At the same time, as I’ve mentioned previously, I have an issue with the historical inaccuracy of this type of strong female character. There are ways of presenting feminine strength and intelligence without blatantly disregarding socio-historical facts. The Sherlock Holmes stories are filled with clever and strong-willed women, and while Holmes himself was arguably a misogynist, at least he knew enough to respect the power women are capable of holding. Bram Stoker’s Mina Murray is a resourceful and intelligent young woman, a woman proud of her accomplishments, a woman of supreme reason – but that Mina knew how to fly under the radar of the contemporary social conventions regarding women. This Mina – indeed, all the female characters in this show – would never be considered respectable British citizens. More than likely they would have been outcast or institutionalized – not sashaying through high society.
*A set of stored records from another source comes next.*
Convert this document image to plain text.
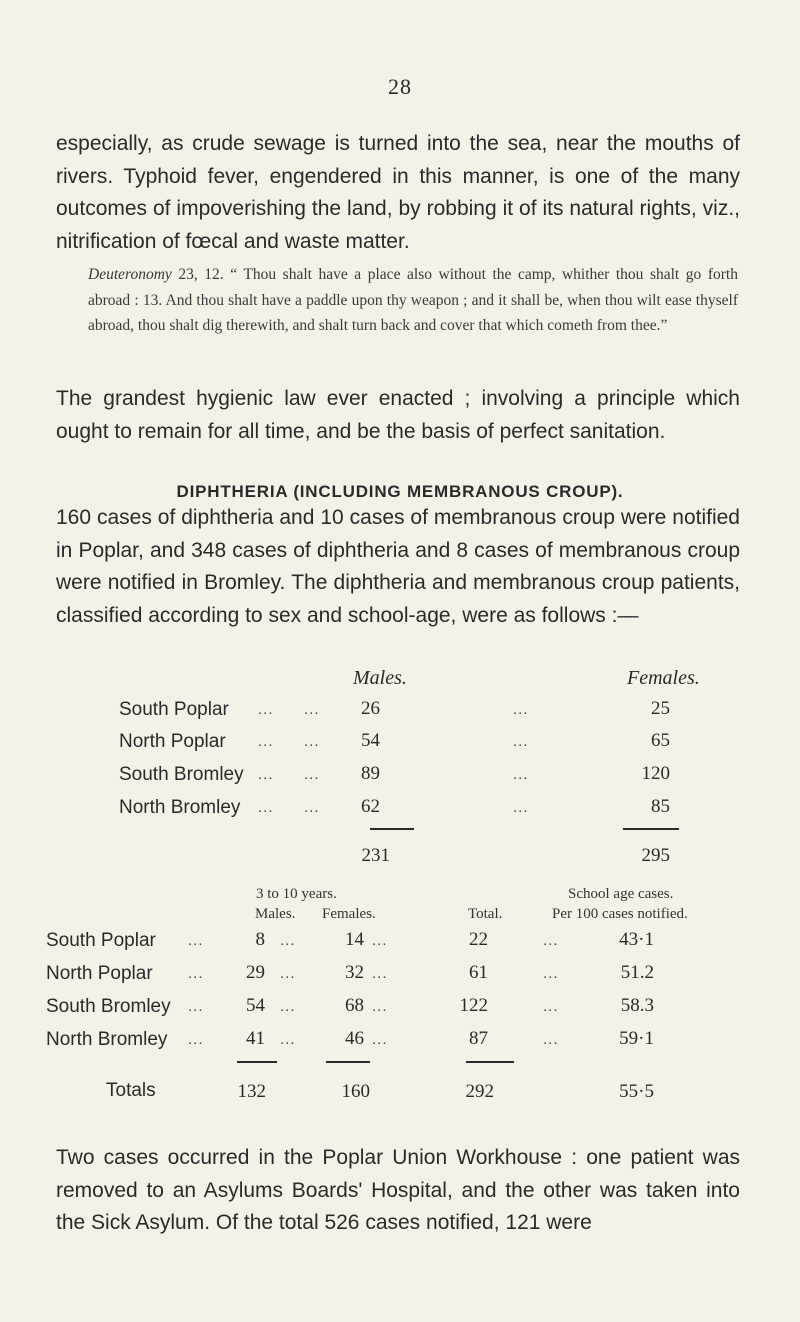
28
especially, as crude sewage is turned into the sea, near the mouths of rivers. Typhoid fever, engendered in this manner, is one of the many outcomes of impoverishing the land, by robbing it of its natural rights, viz., nitrification of fœcal and waste matter.
Deuteronomy 23, 12. “ Thou shalt have a place also without the camp, whither thou shalt go forth abroad : 13. And thou shalt have a paddle upon thy weapon ; and it shall be, when thou wilt ease thyself abroad, thou shalt dig therewith, and shalt turn back and cover that which cometh from thee.”
The grandest hygienic law ever enacted ; involving a principle which ought to remain for all time, and be the basis of perfect sanitation.
DIPHTHERIA (INCLUDING MEMBRANOUS CROUP).
160 cases of diphtheria and 10 cases of membranous croup were notified in Poplar, and 348 cases of diphtheria and 8 cases of membranous croup were notified in Bromley. The diphtheria and membranous croup patients, classified according to sex and school-age, were as follows :—
Males.	Females.
South Poplar ... ...	26	...	25
North Poplar ... ...	54	...	65
South Bromley ... ...	89	...	120
North Bromley ... ...	62	...	85
231	295
3 to 10 years.	School age cases.
Males. Females.	Total.	Per 100 cases notified.
South Poplar ...	8 ...	14 ...	22	...	43·1
North Poplar ...	29 ...	32 ...	61	...	51.2
South Bromley ...	54 ...	68 ...	122	...	58.3
North Bromley ...	41 ...	46 ...	87	...	59·1
Totals	132	160	292	55·5
Two cases occurred in the Poplar Union Workhouse : one patient was removed to an Asylums Boards' Hospital, and the other was taken into the Sick Asylum. Of the total 526 cases notified, 121 were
And then, of course, there is the treatment of LGBT characters to be considered. While Lord Laurent and Daniel Davenport’s relationship would absolutely have been a dangerous secret in Victorian society, and any threat of exposure may very well have ended in suicide, it says something that a major network television show would introduce a homosexual relationship and immediately kill off both characters. It feels a little bit like when DC rebranded Green Lantern as a gay superhero – which was undoubtedly an awesome step toward sexual diversity in a major comic brand – but then immediately killed off his boyfriend in horrific fashion. It’s like mainstream gay characters aren’t allowed to be happy, or are being punished with death for being gay. And honestly, every character in the show feels like a desperate bid to cater to an unimaginably diverse audience. Here are some gay characters for the LGBT community, but we’ll also kill them off to make more conservative viewers happy. And poor Lucy is clearly pining away for Mina, resigned to the fact that she’s losing her to Jonathan but trying desperately to make Mina understand how she feels. For a decidedly worldly young lady, Mina is uncharacteristically clueless regarding Lucy’s feelings.
In the end, Dracula is spending too much time catering to demographics to construct a truly compelling storyline. It’s beginning to feel like a mash of characters and plot points that don’t quite add up. It could be massively trimmed down and there might even be a story and some characters underneath it all.